Incident management

If your service stops working as intended in production, follow these steps.

Create a dedicated public Slack channel

name it and prefix it with the word “incident” and the date in YYYY-MM-DD form: #incident-2025-04-01-invite-downtime. Use this filename for the incident report too.
send invitations: engineers, PM, DM, clinical safety, upper management, impacted services.
announce the channel in #dpsp-all-hands.

Form an incident response team

Self-organise to appoint these roles.

A comms lead: responsible for communicating and alerts to users and
stakeholders. Usually the delivery manager of the affected service.
A tech lead: responsible for technical direction and communicating to the comms
lead. Usually the tech lead of the affected service.
A support lead: responsible for monitoring user support requests and responding to users.
A clinical lead

If there are multiple affected services, it’s up to you how to split things up. If you have separate incident teams, consider having an overall comms lead who co-ordinates across them.

Start your investigation

Whilst restoring service is the number 1 priority, we must notify the relevant
stakeholders. Use this rule of thumb to triage the incident severity so you can
establish who to contact:

P1: Majority of users of the product are affected.
P2: Some users of the product may be affected.
P3: Users of the product are not directly affected but may be at some point (near miss).
Security incident (not mutually exclusive with the above): follow the instructions in the Security incident management Confluence page.

If in doubt, consult the NHS England guidance on Priority levels. The definition of a P1 incident in that document is

a significant adverse impact on the provision of the Service to End Users… on the delivery of care to patients/citizens… [or] significant financial loss to the organisation [or data loss or incorrect data being provided].

P2 and P3 moderate “significant” to “moderate” and “minor”. Note that data issues are always P1.

Know your service tier, which will determine your SLA. NHS England ranks services on a Platinum-Gold-Silver-Bronze scale. There is a list in Slack here (we are seeking a better source). Teams can determine their own service tier. Contact Service Management to do this.

Important: Major incidents

NHS England calls P1 or P2 incidents (defined according to the criteria linked above) Major incidents. If this is a Major incident the comms lead must report it to NHS England’s “Service Bridge”. Their contact details are published on page 10 of the Service Management documentation.
This is important because Service Bridge can send out “Major Incident Comms” to people who may be affected without being direct users, e.g. Trust CISOs.
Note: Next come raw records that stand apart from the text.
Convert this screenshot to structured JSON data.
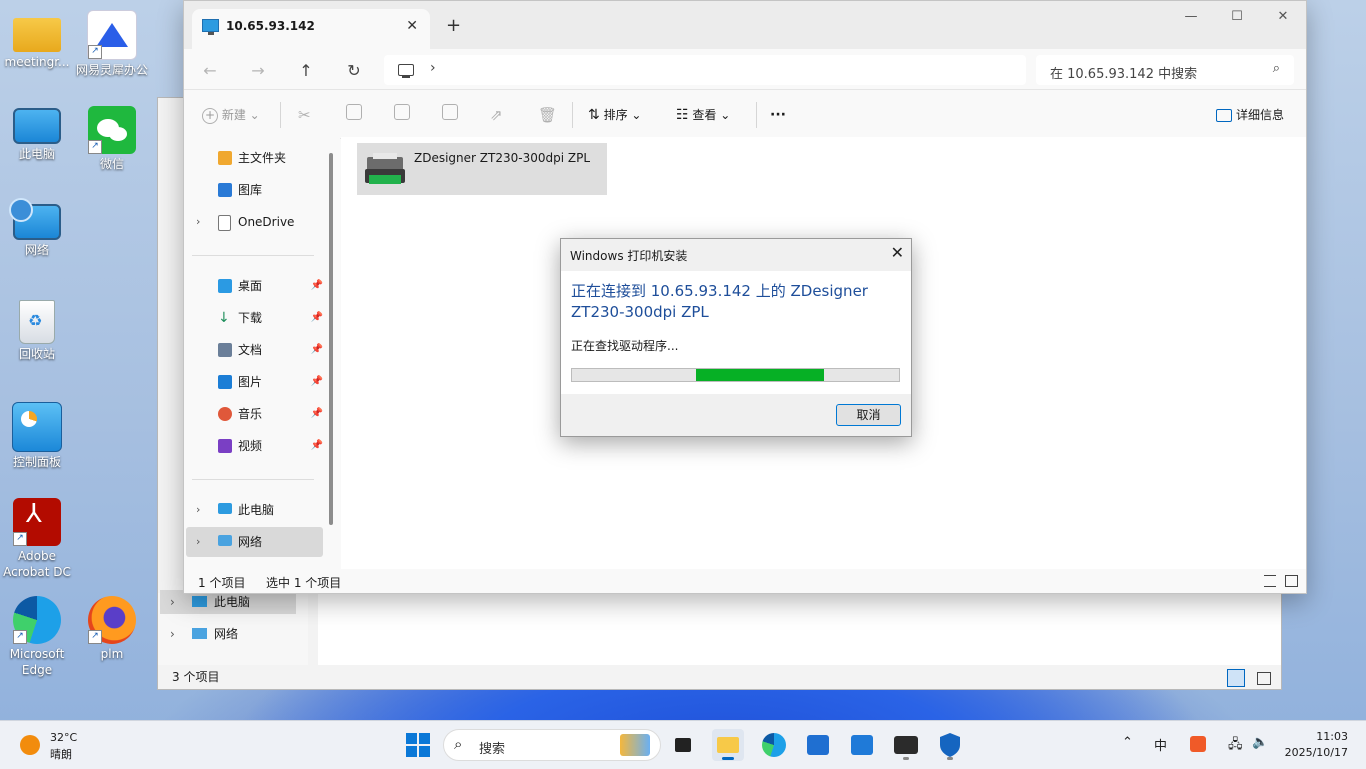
{
  "desktop": {
    "icons": [
      {
        "label": "meetingr...",
        "icon": "folder-icon"
      },
      {
        "label": "网易灵犀办公",
        "icon": "lingxi-app-icon"
      },
      {
        "label": "此电脑",
        "icon": "computer-icon"
      },
      {
        "label": "微信",
        "icon": "wechat-icon"
      },
      {
        "label": "网络",
        "icon": "network-icon"
      },
      {
        "label": "回收站",
        "icon": "recycle-bin-icon"
      },
      {
        "label": "控制面板",
        "icon": "control-panel-icon"
      },
      {
        "label": "Adobe Acrobat DC",
        "icon": "acrobat-icon"
      },
      {
        "label": "Microsoft Edge",
        "icon": "edge-icon"
      },
      {
        "label": "plm",
        "icon": "firefox-icon"
      }
    ]
  },
  "back_window": {
    "nav": [
      {
        "label": "此电脑"
      },
      {
        "label": "网络"
      }
    ],
    "status": "3 个项目"
  },
  "explorer": {
    "tab_title": "10.65.93.142",
    "search_placeholder": "在 10.65.93.142 中搜索",
    "toolbar": {
      "new": "新建",
      "sort": "排序",
      "view": "查看",
      "more": "···",
      "details": "详细信息"
    },
    "nav": {
      "home": "主文件夹",
      "gallery": "图库",
      "onedrive": "OneDrive",
      "desktop": "桌面",
      "downloads": "下载",
      "documents": "文档",
      "pictures": "图片",
      "music": "音乐",
      "videos": "视频",
      "this_pc": "此电脑",
      "network": "网络"
    },
    "files": [
      {
        "name": "ZDesigner ZT230-300dpi ZPL"
      }
    ],
    "status": {
      "count": "1 个项目",
      "selected": "选中 1 个项目"
    }
  },
  "dialog": {
    "title": "Windows 打印机安装",
    "heading": "正在连接到 10.65.93.142 上的 ZDesigner ZT230-300dpi ZPL",
    "message": "正在查找驱动程序...",
    "progress_start": 0.38,
    "progress_end": 0.77,
    "cancel": "取消",
    "progress_color": "#06b025"
  },
  "taskbar": {
    "weather_temp": "32°C",
    "weather_desc": "晴朗",
    "search_placeholder": "搜索",
    "ime": "中",
    "time": "11:03",
    "date": "2025/10/17"
  }
}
Write everything down as you work

Make a copy of the incident report template and complete the “Overview” section.

Store and permission it:
- it should be editable by anyone in NHS England
- it should be stored in the DPSP Incident Reports folder. Use the same name you used for the Slack channel.
Pin the link in the incident channel
Record actions in the timeline: alerts received, actions taken, communication sent or received, observations. This is invaluable information for troubleshooting, investigating root causes and reviewing our comms.

Close the incident

Once service is restored,

change the status of the incident in the report
inform stakeholders on Slack and email if necessary
assign someone to run a retro and use the retro as a deadline to complete the report.

The incident retro

Unless the incident was a false alarm or trivial, you must have a retro.

Retros should be run according to the principles of blameless postmortem.
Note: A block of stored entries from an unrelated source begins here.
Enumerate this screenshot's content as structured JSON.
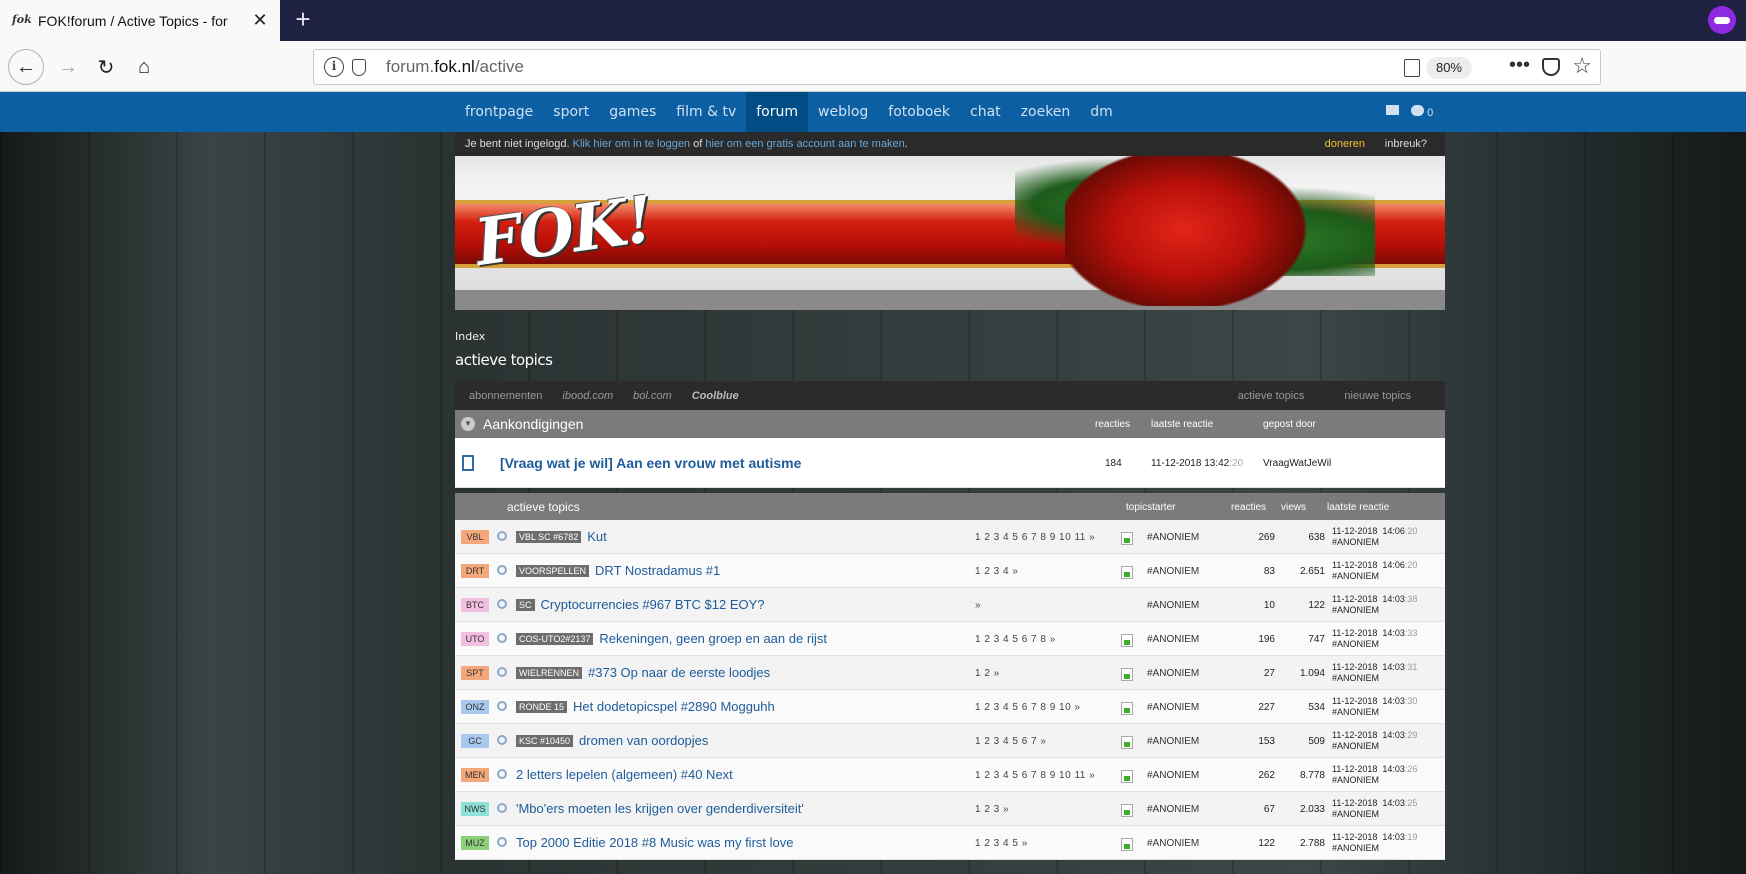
{
  "browser": {
    "tab_title": "FOK!forum / Active Topics - for",
    "url_domain_prefix": "forum.",
    "url_domain": "fok.nl",
    "url_path": "/active",
    "zoom": "80%",
    "favicon_text": "fok"
  },
  "site": {
    "nav": [
      "frontpage",
      "sport",
      "games",
      "film & tv",
      "forum",
      "weblog",
      "fotoboek",
      "chat",
      "zoeken",
      "dm"
    ],
    "nav_active_index": 4,
    "message_count": "0",
    "login": {
      "prefix": "Je bent niet ingelogd.",
      "login_link": "Klik hier om in te loggen",
      "middle": " of ",
      "register_link": "hier om een gratis account aan te maken",
      "suffix": ".",
      "donate": "doneren",
      "breach": "inbreuk?"
    },
    "logo_text": "FOK!",
    "breadcrumb": "Index",
    "page_title": "actieve topics",
    "subnav": {
      "left": [
        "abonnementen",
        "ibood.com",
        "bol.com",
        "Coolblue"
      ],
      "right": [
        "actieve topics",
        "nieuwe topics"
      ]
    },
    "announcements": {
      "title": "Aankondigingen",
      "col_replies": "reacties",
      "col_last": "laatste reactie",
      "col_by": "gepost door",
      "item": {
        "title": "[Vraag wat je wil] Aan een vrouw met autisme",
        "replies": "184",
        "last_date": "11-12-2018 13:42",
        "last_sec": ":20",
        "posted_by": "VraagWatJeWil"
      }
    },
    "topics": {
      "header": {
        "title": "actieve topics",
        "starter": "topicstarter",
        "replies": "reacties",
        "views": "views",
        "last": "laatste reactie"
      },
      "rows": [
        {
          "tag": "VBL",
          "tag_color": "#f4a77a",
          "prefix": "VBL SC #6782",
          "title": "Kut",
          "pages": "1 2 3 4 5 6 7 8 9 10 11 »",
          "new": true,
          "starter": "#ANONIEM",
          "replies": "269",
          "views": "638",
          "date": "11-12-2018",
          "time": "14:06",
          "sec": ":20",
          "last_by": "#ANONIEM"
        },
        {
          "tag": "DRT",
          "tag_color": "#f4a77a",
          "prefix": "VOORSPELLEN",
          "title": "DRT Nostradamus #1",
          "pages": "1 2 3 4 »",
          "new": true,
          "starter": "#ANONIEM",
          "replies": "83",
          "views": "2.651",
          "date": "11-12-2018",
          "time": "14:06",
          "sec": ":20",
          "last_by": "#ANONIEM"
        },
        {
          "tag": "BTC",
          "tag_color": "#f2bfe0",
          "prefix": "SC",
          "title": "Cryptocurrencies #967 BTC $12 EOY?",
          "pages": "»",
          "new": false,
          "starter": "#ANONIEM",
          "replies": "10",
          "views": "122",
          "date": "11-12-2018",
          "time": "14:03",
          "sec": ":38",
          "last_by": "#ANONIEM"
        },
        {
          "tag": "UTO",
          "tag_color": "#f2bfe0",
          "prefix": "COS-UTO2#2137",
          "title": "Rekeningen, geen groep en aan de rijst",
          "pages": "1 2 3 4 5 6 7 8 »",
          "new": true,
          "starter": "#ANONIEM",
          "replies": "196",
          "views": "747",
          "date": "11-12-2018",
          "time": "14:03",
          "sec": ":33",
          "last_by": "#ANONIEM"
        },
        {
          "tag": "SPT",
          "tag_color": "#f4a77a",
          "prefix": "WIELRENNEN",
          "title": "#373 Op naar de eerste loodjes",
          "pages": "1 2 »",
          "new": true,
          "starter": "#ANONIEM",
          "replies": "27",
          "views": "1.094",
          "date": "11-12-2018",
          "time": "14:03",
          "sec": ":31",
          "last_by": "#ANONIEM"
        },
        {
          "tag": "ONZ",
          "tag_color": "#a9c8ee",
          "prefix": "RONDE 15",
          "title": "Het dodetopicspel #2890 Mogguhh",
          "pages": "1 2 3 4 5 6 7 8 9 10 »",
          "new": true,
          "starter": "#ANONIEM",
          "replies": "227",
          "views": "534",
          "date": "11-12-2018",
          "time": "14:03",
          "sec": ":30",
          "last_by": "#ANONIEM"
        },
        {
          "tag": "GC",
          "tag_color": "#a9c8ee",
          "prefix": "KSC #10450",
          "title": "dromen van oordopjes",
          "pages": "1 2 3 4 5 6 7 »",
          "new": true,
          "starter": "#ANONIEM",
          "replies": "153",
          "views": "509",
          "date": "11-12-2018",
          "time": "14:03",
          "sec": ":29",
          "last_by": "#ANONIEM"
        },
        {
          "tag": "MEN",
          "tag_color": "#f4a77a",
          "prefix": "",
          "title": "2 letters lepelen (algemeen) #40 Next",
          "pages": "1 2 3 4 5 6 7 8 9 10 11 »",
          "new": true,
          "starter": "#ANONIEM",
          "replies": "262",
          "views": "8.778",
          "date": "11-12-2018",
          "time": "14:03",
          "sec": ":26",
          "last_by": "#ANONIEM"
        },
        {
          "tag": "NWS",
          "tag_color": "#8fe0d6",
          "prefix": "",
          "title": "'Mbo'ers moeten les krijgen over genderdiversiteit'",
          "pages": "1 2 3 »",
          "new": true,
          "starter": "#ANONIEM",
          "replies": "67",
          "views": "2.033",
          "date": "11-12-2018",
          "time": "14:03",
          "sec": ":25",
          "last_by": "#ANONIEM"
        },
        {
          "tag": "MUZ",
          "tag_color": "#8ed07a",
          "prefix": "",
          "title": "Top 2000 Editie 2018 #8 Music was my first love",
          "pages": "1 2 3 4 5 »",
          "new": true,
          "starter": "#ANONIEM",
          "replies": "122",
          "views": "2.788",
          "date": "11-12-2018",
          "time": "14:03",
          "sec": ":19",
          "last_by": "#ANONIEM"
        }
      ]
    }
  }
}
During the meeting, read the incident report and listen to feedback to improve the document.

The report template contains questions to guide the conversation. Use them to detail the issue and our response.

List actions to improve the technology, documentation and processes—including this guidance. Assign tickets for each action in the most relevant team backlog. They should then be prioritised depending on the urgency. If necessary, schedule a follow-up.

To propose amendments to this page, raise a pull request and/or open a thread in #dpsp-prof-engineering.